しかし、近世までの日本にとっては、中国は、現代の我々が考える以上に、影響力が有ったと思うのです。
シンクロニシティ
前回の記事を書いた後に、やはり中国の歴史は凄いと思わせる番組を見ました。
まさに「シンクロニシティ」とでもいうような感じで、こういったタイミングで、関係する情報に行き当たるのは、最近良くあるのですが、不思議な感じです。
番組は、中国紀行で、歴史上の場所を尋ねるといった感じのものでした。
その中で出て来たのが、長平でした。
長平の戦い
その昔、中国に趙という国が有り、その名も趙括という武将がいました。
名将といわれた趙奢の子で、幼い時から兵学書に学び、その知識は、父の趙奢を論破するほどだったようです。
その趙括は、長平の戦いと呼ばれる戦いで戦死してしまいます、その時趙が失った兵力は、なんと40万人と伝わります。

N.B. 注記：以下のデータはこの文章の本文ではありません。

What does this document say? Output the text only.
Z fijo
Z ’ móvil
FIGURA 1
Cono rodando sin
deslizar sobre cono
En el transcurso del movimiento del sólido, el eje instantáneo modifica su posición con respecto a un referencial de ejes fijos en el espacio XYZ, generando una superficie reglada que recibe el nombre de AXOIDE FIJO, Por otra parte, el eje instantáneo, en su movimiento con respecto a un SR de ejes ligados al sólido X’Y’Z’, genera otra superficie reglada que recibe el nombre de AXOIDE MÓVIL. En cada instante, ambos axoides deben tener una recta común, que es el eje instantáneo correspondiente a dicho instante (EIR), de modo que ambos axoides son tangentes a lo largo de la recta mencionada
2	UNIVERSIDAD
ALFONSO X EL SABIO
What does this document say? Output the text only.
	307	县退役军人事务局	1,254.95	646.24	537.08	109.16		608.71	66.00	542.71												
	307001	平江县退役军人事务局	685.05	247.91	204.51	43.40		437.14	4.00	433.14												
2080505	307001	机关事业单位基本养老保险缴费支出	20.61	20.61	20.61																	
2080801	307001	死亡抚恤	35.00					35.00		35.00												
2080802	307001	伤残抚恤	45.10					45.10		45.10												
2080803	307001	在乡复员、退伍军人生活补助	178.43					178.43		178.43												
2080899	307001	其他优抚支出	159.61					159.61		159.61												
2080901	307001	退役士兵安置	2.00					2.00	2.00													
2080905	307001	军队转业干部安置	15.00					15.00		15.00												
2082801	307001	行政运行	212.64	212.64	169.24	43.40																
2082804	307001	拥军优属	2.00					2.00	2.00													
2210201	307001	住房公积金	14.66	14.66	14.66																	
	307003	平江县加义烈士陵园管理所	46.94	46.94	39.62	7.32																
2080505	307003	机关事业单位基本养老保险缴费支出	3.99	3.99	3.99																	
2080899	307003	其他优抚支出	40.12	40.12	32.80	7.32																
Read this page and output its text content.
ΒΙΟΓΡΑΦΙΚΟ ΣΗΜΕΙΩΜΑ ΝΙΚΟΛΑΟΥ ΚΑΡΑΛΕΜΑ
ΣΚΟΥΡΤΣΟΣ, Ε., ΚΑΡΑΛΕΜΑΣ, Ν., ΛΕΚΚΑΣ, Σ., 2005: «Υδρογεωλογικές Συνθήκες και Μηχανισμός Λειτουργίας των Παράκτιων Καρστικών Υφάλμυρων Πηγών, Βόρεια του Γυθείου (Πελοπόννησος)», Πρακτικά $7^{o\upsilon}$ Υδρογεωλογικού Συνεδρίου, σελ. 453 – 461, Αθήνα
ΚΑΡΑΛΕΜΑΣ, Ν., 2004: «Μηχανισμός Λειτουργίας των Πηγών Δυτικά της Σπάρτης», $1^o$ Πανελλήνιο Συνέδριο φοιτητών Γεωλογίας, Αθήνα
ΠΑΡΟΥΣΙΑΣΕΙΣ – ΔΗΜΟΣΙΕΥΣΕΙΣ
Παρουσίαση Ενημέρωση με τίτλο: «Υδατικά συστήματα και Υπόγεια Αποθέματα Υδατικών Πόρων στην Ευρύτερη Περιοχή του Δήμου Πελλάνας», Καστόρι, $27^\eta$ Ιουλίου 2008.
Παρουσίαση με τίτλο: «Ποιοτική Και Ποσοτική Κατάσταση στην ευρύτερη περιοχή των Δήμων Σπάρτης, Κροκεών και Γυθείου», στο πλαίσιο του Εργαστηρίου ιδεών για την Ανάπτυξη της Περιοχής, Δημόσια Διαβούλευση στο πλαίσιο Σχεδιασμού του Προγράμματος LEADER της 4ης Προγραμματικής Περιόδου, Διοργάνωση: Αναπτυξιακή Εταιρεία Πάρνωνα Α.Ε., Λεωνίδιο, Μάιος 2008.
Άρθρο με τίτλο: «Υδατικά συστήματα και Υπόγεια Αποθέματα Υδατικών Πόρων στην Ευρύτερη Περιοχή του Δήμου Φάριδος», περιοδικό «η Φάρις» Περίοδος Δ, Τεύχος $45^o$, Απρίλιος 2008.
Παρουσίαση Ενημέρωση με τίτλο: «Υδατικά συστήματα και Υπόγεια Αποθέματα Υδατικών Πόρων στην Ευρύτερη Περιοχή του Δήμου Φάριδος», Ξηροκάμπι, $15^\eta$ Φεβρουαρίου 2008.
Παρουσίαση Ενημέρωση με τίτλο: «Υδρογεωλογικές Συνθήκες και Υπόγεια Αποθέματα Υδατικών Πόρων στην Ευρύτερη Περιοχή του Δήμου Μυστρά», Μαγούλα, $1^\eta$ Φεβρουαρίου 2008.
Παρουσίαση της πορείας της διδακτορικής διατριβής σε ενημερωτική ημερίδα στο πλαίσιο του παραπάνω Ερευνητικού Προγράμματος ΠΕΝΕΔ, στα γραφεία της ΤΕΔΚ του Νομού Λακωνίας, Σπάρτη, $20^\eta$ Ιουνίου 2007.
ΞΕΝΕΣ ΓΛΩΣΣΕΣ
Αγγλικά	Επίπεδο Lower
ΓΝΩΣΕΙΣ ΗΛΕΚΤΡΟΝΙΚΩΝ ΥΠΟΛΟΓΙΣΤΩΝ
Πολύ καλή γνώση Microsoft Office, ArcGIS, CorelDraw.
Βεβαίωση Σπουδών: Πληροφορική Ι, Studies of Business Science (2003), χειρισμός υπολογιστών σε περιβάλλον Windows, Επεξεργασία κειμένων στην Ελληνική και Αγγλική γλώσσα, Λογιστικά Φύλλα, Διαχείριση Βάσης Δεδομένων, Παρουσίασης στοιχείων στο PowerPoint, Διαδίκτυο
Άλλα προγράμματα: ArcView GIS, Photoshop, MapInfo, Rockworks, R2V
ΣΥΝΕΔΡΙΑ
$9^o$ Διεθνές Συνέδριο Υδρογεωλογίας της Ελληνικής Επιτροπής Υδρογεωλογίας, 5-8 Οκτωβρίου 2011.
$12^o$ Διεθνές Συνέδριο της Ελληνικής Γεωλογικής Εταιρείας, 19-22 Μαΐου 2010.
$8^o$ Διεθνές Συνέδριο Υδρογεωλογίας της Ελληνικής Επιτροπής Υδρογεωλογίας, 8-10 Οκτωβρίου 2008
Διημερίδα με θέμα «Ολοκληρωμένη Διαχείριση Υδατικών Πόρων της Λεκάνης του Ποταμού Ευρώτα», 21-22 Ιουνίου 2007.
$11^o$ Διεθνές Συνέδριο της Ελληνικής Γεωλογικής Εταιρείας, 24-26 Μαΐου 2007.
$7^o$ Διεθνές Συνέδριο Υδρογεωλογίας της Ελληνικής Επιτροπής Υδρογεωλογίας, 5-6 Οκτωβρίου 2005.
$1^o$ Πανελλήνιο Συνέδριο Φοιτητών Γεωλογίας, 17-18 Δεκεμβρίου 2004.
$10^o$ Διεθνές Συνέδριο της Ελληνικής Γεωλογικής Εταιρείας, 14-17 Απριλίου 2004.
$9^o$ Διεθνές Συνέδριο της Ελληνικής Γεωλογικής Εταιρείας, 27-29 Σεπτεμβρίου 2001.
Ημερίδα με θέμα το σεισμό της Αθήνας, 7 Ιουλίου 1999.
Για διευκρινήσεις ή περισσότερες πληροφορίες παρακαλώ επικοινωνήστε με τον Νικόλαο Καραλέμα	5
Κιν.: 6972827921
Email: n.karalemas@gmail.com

さすがに40万人というのは、中国お得意の「白髪三千丈」の類だと思いますが、趙が一敗地にまみれたのは確かなようです。
そして趙括は、理論だけで実践がまるでだめだったことから、「紙上に兵を談ず」という故事成語を残すことになりました。
さて、この長平の戦いの相手は、秦国でした。
秦と言っても、かの始皇帝ではなく、その3代前の昭襄王の時代で、紀元前260年の事になります。
つまり、中国では、紀元前260年の時点で、すでに趙括のような知識だけの人物を生み出すほど、兵法書の類が存在していたという事です。
彼我の差
これは、日本から見れば、驚くべきことと言わざるを得ません。
この時点から、500年程経って、やっと日本は邪馬台国の時代という事になります。
その時点でも、まだ文字による記録は、日本には存在していません。
しかも、長平の戦いの時点で、春秋戦国時代は500年程続いています。
勿論それ以前の周の時代には、すでに文字が使われていました。
文字という一点だけを見ても、中国と日本には、その時点で1000年以上の差があった事になります。
その後の日本の歴史は、この彼我の差をいかに埋め、克服していくかが課題だったとも言えると思うのです。
少なくとも、常に中国の存在を感じていたに違いないのです。
従って、その中国の統治システムの変化にも、現代の我々以上に、敏感だったと思われるのです。
そう考えると、唐入りを構想した秀吉は、やはり別格という事でしょうか。